The rolls supported at the middle thereof as described hereinabove feature relatively flexible outer shells and relatively stiff inner shells. This property has been brought about through inter-dimensioning of the inner and outer shells and/or through selections of the materials.
A problem often faced, however, when using these rolls, especially calender fly rolls, but also at some points where spreader rolls are used, is the critical nominal frequency of the roll. When the outer shell of a composite roll is supported by the inner shell, only, and in most cases at the middle of the roll, only, a first critical nominal frequency of the roll remains relatively low, provided that the roll diameter is maintained equal to that of the existing fly rolls or spreader rolls. In practice, this means that in order to enable use of the roll at a certain rotating speed, it should be ascertained that the rotating speed is not within the critical nominal frequency of the roll. In most cases, the rotating speed of the roll is maintained lower than the critical nominal frequency. In practice, at certain points of use where it seems that the rotating speed of the roll will coincide its critical nominal frequency, the only way to avoid it is to increase the roll diameter. However, this is not normally possible because there is no room for rolls with dimensions of that order, for example, in supercalenders.

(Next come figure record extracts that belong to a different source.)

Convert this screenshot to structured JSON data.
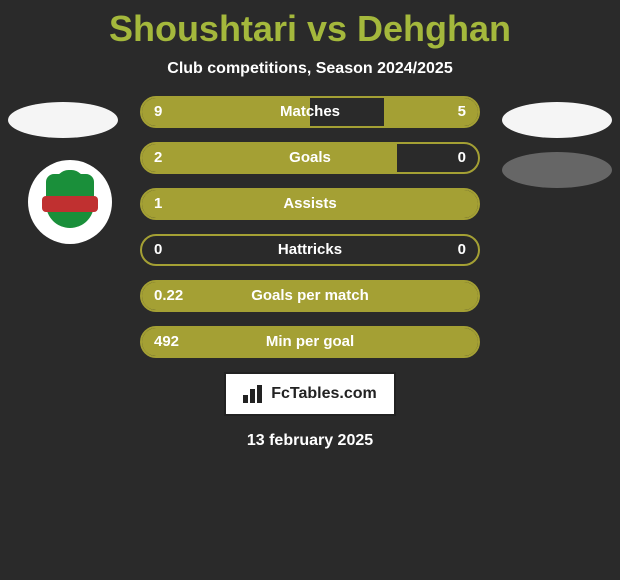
{
  "title": "Shoushtari vs Dehghan",
  "subtitle": "Club competitions, Season 2024/2025",
  "colors": {
    "background": "#2a2a2a",
    "accent": "#a4b83c",
    "bar_border": "#a4a034",
    "bar_fill": "#a4a034",
    "text": "#ffffff",
    "badge_bg": "#ffffff",
    "badge_text": "#222222",
    "slot_light": "#f5f5f5",
    "slot_dark": "#666666"
  },
  "bars": [
    {
      "label": "Matches",
      "left_val": "9",
      "right_val": "5",
      "left_pct": 50,
      "right_pct": 28
    },
    {
      "label": "Goals",
      "left_val": "2",
      "right_val": "0",
      "left_pct": 76,
      "right_pct": 0
    },
    {
      "label": "Assists",
      "left_val": "1",
      "right_val": "",
      "left_pct": 100,
      "right_pct": 0
    },
    {
      "label": "Hattricks",
      "left_val": "0",
      "right_val": "0",
      "left_pct": 0,
      "right_pct": 0
    },
    {
      "label": "Goals per match",
      "left_val": "0.22",
      "right_val": "",
      "left_pct": 100,
      "right_pct": 0
    },
    {
      "label": "Min per goal",
      "left_val": "492",
      "right_val": "",
      "left_pct": 100,
      "right_pct": 0
    }
  ],
  "footer_brand": "FcTables.com",
  "footer_date": "13 february 2025"
}
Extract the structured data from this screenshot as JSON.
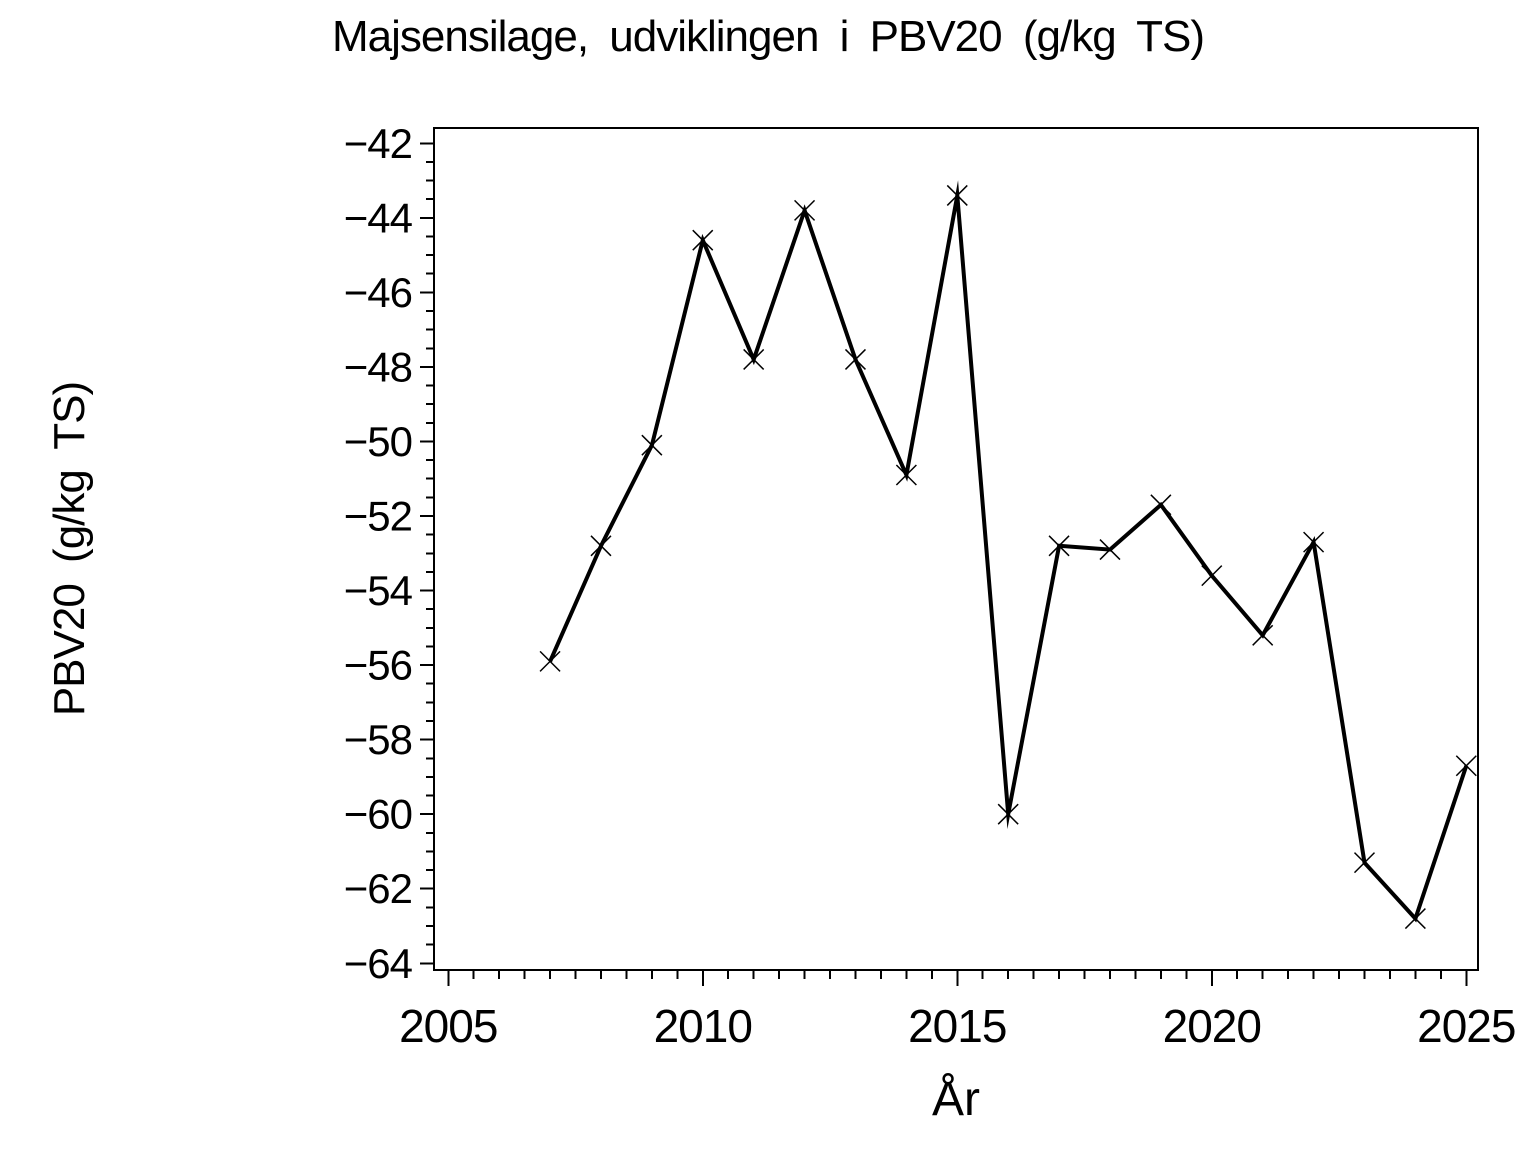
{
  "chart_data": {
    "type": "line",
    "title": "Majsensilage, udviklingen i PBV20 (g/kg TS)",
    "xlabel": "År",
    "ylabel": "PBV20 (g/kg TS)",
    "series": [
      {
        "name": "PBV20",
        "x": [
          2007,
          2008,
          2009,
          2010,
          2011,
          2012,
          2013,
          2014,
          2015,
          2016,
          2017,
          2018,
          2019,
          2020,
          2021,
          2022,
          2023,
          2024,
          2025
        ],
        "y": [
          -55.9,
          -52.8,
          -50.1,
          -44.6,
          -47.8,
          -43.8,
          -47.8,
          -50.9,
          -43.4,
          -60.0,
          -52.8,
          -52.9,
          -51.7,
          -53.6,
          -55.2,
          -52.7,
          -61.3,
          -62.8,
          -58.7
        ]
      }
    ],
    "marker": "x",
    "line_color": "#000000",
    "background_color": "#ffffff",
    "grid": false,
    "legend": "none",
    "xlim": [
      2004.72,
      2025.23
    ],
    "ylim": [
      -64.18,
      -41.59
    ],
    "x_major_ticks": [
      2005,
      2010,
      2015,
      2020,
      2025
    ],
    "x_tick_labels": [
      "2005",
      "2010",
      "2015",
      "2020",
      "2025"
    ],
    "x_minor_step": 0.5,
    "x_minor_range": [
      2005,
      2025
    ],
    "y_major_ticks": [
      -42,
      -44,
      -46,
      -48,
      -50,
      -52,
      -54,
      -56,
      -58,
      -60,
      -62,
      -64
    ],
    "y_tick_labels": [
      "−42",
      "−44",
      "−46",
      "−48",
      "−50",
      "−52",
      "−54",
      "−56",
      "−58",
      "−60",
      "−62",
      "−64"
    ],
    "y_minor_step": 0.5,
    "y_minor_range": [
      -64,
      -42
    ]
  }
}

In other words, a dimensional limitation is the most prominent problem because, for example, the calender elevator and the roll clearance have to meet certain safety regulations. A larger diameter of the roll naturally also changes the nip outlet and inlet angles.
Another problem, which is noteworthy, is that tension measuring cannot be effected at least with certain prior art spreader rolls because with these rolls, bowing of the roll directs a moment to the attachment of the roll ends, which moment significantly hampers tension measuring. Rolls of this type are formed of one cylinder, which is in most cases manufactured of composite material and which is supported at both ends thereof, at two points axially spaced from each other, on the frame structure of the paper or board machine. One of the points can be regarded as a stationary point of support, whereas through the other point the roll is subjected to a radial force, which is either pushing or pulling and causes the roll to bow. Said force is thereby also directed to the devices by which the roll is fastened to/supported by said frame structure. Besides the tension also the force/moment bowing the roll is naturally sensed by the sensor used for tension measuring, and the data from the sensor is no more valid. In other words, when this kind of a roll is used, tension has to be measured at a separate roll.
Thus, an object of the present invention is to eliminate at least part of the problems of the prior art described above.